Let $c:=f(0)>0$. Then we have $$g''(x)+cg(x) \leq 0, \: \forall x \geq 0.$$Further we can apply the same argument as here: https://artofproblemsolving.com/community/c7h591668p11179962

As pointed out in a p.m. (thanks @ayan_mathematics_king), the above argument has a flaw, because we don't know whether $g(x)$ is positive to write $g''(x)+cg(x) \leq 0, \forall x \geq 0$ and reduce the problem to the mentioned one. In fact $g$ oscillates around $0,$ so it takes both positive and negative values. But, we can modify a bit the argument used in that Putnam problem and still apply a similar idea.
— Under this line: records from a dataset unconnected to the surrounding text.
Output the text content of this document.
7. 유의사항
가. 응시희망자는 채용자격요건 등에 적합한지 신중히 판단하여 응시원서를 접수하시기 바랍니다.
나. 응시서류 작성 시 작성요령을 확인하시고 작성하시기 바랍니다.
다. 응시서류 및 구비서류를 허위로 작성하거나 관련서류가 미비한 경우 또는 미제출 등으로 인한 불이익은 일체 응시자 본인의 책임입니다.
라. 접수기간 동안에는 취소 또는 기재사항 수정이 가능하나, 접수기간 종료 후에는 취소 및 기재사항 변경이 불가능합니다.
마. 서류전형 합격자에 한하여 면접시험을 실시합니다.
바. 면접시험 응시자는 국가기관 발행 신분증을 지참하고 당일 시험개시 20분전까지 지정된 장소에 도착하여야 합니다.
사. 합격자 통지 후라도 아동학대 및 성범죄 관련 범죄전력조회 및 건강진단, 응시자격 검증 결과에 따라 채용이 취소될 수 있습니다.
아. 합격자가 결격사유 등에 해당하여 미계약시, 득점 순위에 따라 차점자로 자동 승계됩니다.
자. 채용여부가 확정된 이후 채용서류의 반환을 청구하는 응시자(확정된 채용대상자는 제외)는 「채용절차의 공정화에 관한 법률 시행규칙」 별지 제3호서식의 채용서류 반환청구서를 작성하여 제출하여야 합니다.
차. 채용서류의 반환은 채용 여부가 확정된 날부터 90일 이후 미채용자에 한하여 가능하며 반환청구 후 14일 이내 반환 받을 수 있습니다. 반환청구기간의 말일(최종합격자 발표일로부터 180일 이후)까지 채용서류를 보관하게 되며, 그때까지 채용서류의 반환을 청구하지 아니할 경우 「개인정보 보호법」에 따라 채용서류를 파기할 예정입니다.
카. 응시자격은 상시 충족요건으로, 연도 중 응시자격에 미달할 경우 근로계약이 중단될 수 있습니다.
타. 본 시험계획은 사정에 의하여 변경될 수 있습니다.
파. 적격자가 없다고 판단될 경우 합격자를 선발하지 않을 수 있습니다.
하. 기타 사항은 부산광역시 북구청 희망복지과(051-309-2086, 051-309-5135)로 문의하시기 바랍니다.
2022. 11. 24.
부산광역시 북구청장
Consider the function $\displaystyle E(x):= g(x)^2 +\frac{g'(x)^2}{f(x)}.$ We have \begin{align*} E'(x)&=2g(x)g'(x) +\frac{2g'(x)g''(x) f(x) -g'(x)^2 f'(x)}{f(x)^2}\\ &= \frac{2f(x)g'(x) \big(f(x)g(x) +g''(x)\big)-g'(x)^2f'(x)}{f(x)^2} \\ &=-\frac{g'(x)^2f'(x) }{f(x)^2}\le 0 \end{align*}This means $E(x)$ decreases, therefore $E(x)\le E(0),\forall x>0$, hence $$g(x)^2 \le E(0)$$thus $g(x)$ is bounded. There is a small issue here, we don't know $f$ is differentiable. But since $f$ is increasing, it is differentiable almost everywhere, and since $E(x)$ is continuous, it's decreasing. That is, the above argument still holds.

Very nice solution.This energy technique is very useful.